Starts from randomly initialized points.
Args:
model: a model
data: a tensor of shape (num_samples, num_visible_units)
num_steps (int): the number of update steps
mean_field (bool; optional): run a final mean field step to compute probabilities
Returns:
tensor of shape (num_samples, num_visible_units)
"""
schedule = schedules.Linear(initial=1.0, delta = 1 / (num_steps-1))
fantasy = samplers.SequentialMC.generate_fantasy_state(model,
num_fantasy,
num_steps,
schedule=schedule,
beta_std=0.0,
beta_momentum=0.0)
if mean_field:
fantasy = model.mean_field_iteration(1, fantasy)
fantasy_particles = fantasy.get_visible()
return be.to_numpy_array(fantasy_particles)
examples = data.get(mode='validate') # shape (batch_size, 784)
data.reset_generator(mode='validate') # reset the generator to the beginning of the validation set
hopfield_fantasy = compute_fantasy_particles(hopfield, num_to_plot, 100, mean_field=False)
rbm_fantasy = compute_fantasy_particles(rbm, num_to_plot, 100, mean_field=False)
rbm_L1_fantasy = compute_fantasy_particles(rbm_L1, num_to_plot, 100, mean_field=False)
dbm_fantasy = compute_fantasy_particles(dbm, num_to_plot, 100, mean_field=False)

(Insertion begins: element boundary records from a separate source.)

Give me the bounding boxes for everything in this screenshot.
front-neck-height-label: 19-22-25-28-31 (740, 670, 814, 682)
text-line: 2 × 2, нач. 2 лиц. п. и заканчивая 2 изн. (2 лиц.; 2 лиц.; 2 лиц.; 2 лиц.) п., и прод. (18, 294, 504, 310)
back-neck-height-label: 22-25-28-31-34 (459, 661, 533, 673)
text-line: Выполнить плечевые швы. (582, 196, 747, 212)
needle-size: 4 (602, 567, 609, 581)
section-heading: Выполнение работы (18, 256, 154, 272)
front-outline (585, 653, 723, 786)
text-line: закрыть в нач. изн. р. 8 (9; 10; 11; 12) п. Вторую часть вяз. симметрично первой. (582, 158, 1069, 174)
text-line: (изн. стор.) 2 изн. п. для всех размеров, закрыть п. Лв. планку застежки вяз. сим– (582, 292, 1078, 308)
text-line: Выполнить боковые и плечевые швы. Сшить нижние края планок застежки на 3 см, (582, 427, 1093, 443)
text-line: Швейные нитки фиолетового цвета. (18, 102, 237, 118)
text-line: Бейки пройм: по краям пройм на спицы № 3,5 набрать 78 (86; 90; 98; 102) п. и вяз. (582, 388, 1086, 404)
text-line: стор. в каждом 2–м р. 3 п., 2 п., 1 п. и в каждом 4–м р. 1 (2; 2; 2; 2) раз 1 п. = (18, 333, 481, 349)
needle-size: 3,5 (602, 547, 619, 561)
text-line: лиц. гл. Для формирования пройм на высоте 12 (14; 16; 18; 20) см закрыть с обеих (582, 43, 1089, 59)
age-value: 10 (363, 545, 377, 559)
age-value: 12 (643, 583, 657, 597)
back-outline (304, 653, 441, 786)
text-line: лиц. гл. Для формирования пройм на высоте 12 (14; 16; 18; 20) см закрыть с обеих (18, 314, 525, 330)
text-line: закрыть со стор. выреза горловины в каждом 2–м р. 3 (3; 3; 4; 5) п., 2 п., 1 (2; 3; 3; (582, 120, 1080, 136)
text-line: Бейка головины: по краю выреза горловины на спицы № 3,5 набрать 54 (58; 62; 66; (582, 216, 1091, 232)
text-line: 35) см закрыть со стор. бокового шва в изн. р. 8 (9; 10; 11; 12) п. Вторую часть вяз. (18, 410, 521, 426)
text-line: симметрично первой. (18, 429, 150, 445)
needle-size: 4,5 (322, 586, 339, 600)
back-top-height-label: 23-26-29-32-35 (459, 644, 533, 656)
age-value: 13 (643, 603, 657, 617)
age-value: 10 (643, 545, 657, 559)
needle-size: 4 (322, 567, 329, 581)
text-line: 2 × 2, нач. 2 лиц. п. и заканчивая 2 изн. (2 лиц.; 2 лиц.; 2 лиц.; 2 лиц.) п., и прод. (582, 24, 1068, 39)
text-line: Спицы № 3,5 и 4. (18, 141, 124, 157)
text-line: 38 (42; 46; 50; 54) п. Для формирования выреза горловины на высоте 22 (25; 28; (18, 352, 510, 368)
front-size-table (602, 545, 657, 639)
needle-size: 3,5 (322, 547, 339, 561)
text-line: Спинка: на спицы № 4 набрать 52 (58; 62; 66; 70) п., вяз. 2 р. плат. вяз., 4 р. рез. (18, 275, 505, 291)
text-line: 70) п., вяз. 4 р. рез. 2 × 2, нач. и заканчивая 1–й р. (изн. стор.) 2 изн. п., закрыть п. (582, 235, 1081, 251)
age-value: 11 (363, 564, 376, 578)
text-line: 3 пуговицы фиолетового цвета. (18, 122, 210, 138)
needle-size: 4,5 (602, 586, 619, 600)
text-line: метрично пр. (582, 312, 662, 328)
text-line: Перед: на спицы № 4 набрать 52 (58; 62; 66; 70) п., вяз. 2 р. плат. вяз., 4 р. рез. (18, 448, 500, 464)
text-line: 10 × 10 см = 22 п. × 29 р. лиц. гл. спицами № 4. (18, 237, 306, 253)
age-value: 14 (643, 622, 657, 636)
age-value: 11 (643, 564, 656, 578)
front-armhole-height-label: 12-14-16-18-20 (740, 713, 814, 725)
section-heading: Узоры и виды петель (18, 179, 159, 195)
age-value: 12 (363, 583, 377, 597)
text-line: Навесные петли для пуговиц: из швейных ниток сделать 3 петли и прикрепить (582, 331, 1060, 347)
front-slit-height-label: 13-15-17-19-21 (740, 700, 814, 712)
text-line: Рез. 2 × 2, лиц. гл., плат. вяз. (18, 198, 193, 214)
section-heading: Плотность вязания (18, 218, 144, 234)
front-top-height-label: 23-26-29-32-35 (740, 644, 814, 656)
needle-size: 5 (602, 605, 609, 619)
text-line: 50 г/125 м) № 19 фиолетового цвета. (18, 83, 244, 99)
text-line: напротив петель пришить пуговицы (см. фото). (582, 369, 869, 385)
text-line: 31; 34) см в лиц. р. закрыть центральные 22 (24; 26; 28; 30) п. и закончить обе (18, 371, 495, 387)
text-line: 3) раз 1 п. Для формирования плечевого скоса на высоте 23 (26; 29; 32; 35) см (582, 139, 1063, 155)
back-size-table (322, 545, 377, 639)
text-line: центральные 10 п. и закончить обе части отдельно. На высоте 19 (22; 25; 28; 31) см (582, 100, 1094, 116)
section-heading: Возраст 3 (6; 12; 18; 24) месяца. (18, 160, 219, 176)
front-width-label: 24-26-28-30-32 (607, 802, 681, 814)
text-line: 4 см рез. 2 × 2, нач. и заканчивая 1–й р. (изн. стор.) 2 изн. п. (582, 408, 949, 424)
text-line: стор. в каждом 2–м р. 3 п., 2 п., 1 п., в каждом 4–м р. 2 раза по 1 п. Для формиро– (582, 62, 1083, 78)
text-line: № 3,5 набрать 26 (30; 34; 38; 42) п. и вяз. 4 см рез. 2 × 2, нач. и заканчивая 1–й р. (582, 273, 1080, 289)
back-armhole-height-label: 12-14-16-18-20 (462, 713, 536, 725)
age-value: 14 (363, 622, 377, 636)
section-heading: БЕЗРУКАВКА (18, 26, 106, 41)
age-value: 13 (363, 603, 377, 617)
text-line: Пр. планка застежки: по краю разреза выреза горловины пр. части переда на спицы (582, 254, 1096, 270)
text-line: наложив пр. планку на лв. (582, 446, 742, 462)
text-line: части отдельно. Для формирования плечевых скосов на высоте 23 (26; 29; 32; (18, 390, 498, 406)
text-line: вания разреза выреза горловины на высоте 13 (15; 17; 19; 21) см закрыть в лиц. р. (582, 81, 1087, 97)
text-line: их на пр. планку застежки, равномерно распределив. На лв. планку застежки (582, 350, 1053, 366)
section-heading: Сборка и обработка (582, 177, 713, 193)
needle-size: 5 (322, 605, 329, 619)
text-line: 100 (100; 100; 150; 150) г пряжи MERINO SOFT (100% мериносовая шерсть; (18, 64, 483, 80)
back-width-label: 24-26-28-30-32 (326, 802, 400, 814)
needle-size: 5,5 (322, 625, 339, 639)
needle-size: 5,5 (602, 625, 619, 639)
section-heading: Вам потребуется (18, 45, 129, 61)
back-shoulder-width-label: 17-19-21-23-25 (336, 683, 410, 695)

fantasy_plot = plot_image_grid(
np.array([hopfield_fantasy,
rbm_fantasy,
rbm_L1_fantasy,
dbm_fantasy]),
image_shape, vmin=0, vmax=1, row_titles=["Hopfield", "RBM", "RBM (L1)", "DBM"])
De-noising Images¶
One can use generative models to reduce the noise in images (de-noising). Let us randomly flip a fraction, fraction_to_flip, of the black & white bits in the validation data, and use the models defined above to reconstruct (de-noise) the digit images:
##### denoise MNIST images
# get validation data
examples = data.get(mode='validate') # shape (batch_size, 784)
# reset data generator to beginning of the validation set
data.reset_generator(mode='validate')
# add some noise to the examples by randomly flipping some pixels 0 -> 1 and 1 -> 0
fraction_to_flip=0.15
# create flipping mask
flip_mask=be.rand_like(examples) < fraction_to_flip
# compute noisy data
noisy_data=(1-flip_mask) * examples + flip_mask * (1 - examples)

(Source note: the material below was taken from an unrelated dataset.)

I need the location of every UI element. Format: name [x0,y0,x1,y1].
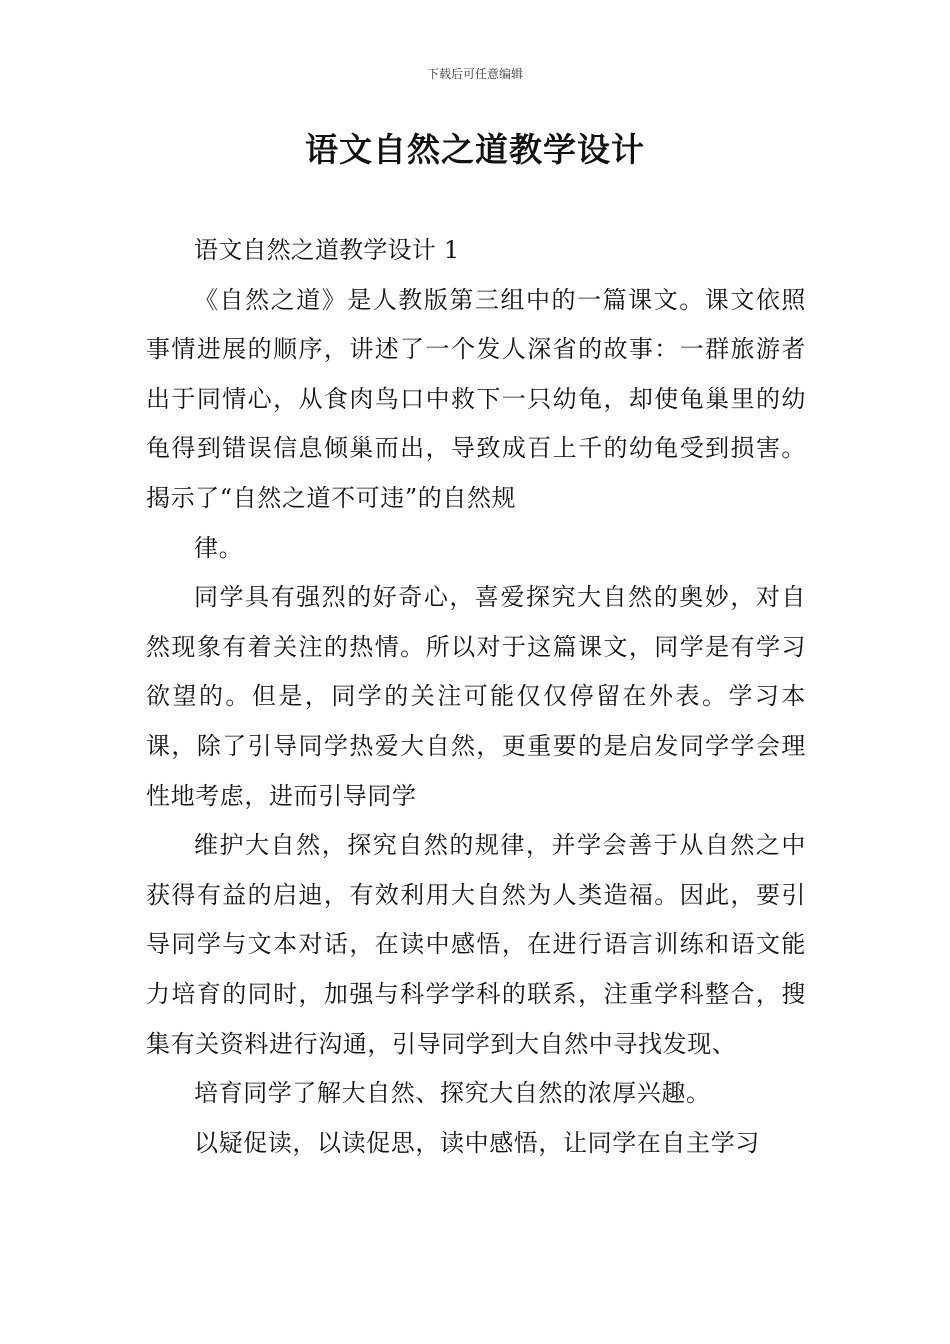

# define number of digits to display
num_to_display=8
# compute de-noised images
hopfield_denoised=compute_reconstructions(hopfield,noisy_data[:num_to_display])
rbm_denoised=compute_reconstructions(rbm,noisy_data[:num_to_display])
rbm_L1_denoised=compute_reconstructions(rbm_L1,noisy_data[:num_to_display])
dbm_denoised=compute_reconstructions(dbm,noisy_data[:num_to_display])
denoising_plot = plot_image_grid(
np.array([examples[:num_to_plot],
noisy_data[:num_to_plot],
hopfield_denoised,
rbm_denoised,
rbm_L1_denoised,
dbm_denoised]),
image_shape, vmin=0, vmax=1, row_titles=["Data", "Noisy", "Hopfield", "RBM", "RBM (L1)", "DBM"])
Weight Visualization¶
Let us open up the black box of our generative models now. Below, we show the features learned by the weights of the different models.
# plot the weights of the hopfield model
hopfield_weights = plot_image_grid(
be.reshape(hopfield.connections[0].weights.W(trans=True)[:25], (5,5,784)),
image_shape,
vmin=be.tmin(hopfield.connections[0].weights.W()),
vmax=be.tmax(hopfield.connections[0].weights.W()),
cmap=cm.seismic)
# plot the weights of the RBM
rbm_weights = plot_image_grid(
be.reshape(rbm.connections[0].weights.W(trans=True)[:25], (5,5,784)),
image_shape,
vmin=be.tmin(rbm.connections[0].weights.W()),
vmax=be.tmax(rbm.connections[0].weights.W()),
cmap=cm.seismic)
# plot the weights of the L1 regularized RBM
rbmL1_weights = plot_image_grid(
be.reshape(rbm_L1.connections[0].weights.W(trans=True)[:25], (5,5,784)),
image_shape,
vmin=be.tmin(rbm_L1.connections[0].weights.W()),
vmax=be.tmax(rbm_L1.connections[0].weights.W()),
cmap=cm.seismic)
# plot the weights of the first layer of the dbm
dbm_weights = plot_image_grid(
be.reshape(dbm.connections[0].weights.W(trans=True)[:25], (5,5,784)),
image_shape,
vmin=be.tmin(dbm.connections[0].weights.W()),
vmax=be.tmax(dbm.connections[0].weights.W()),
cmap=cm.seismic)
data.close() # close the HDF5 store with the MNIST dataset
Exercises¶
- Try increasing/decreasing the number of hidden units and study systematically how the performance of the different models changes.
- Look up Paysage's documentation and study the performance for various SGD optimizers.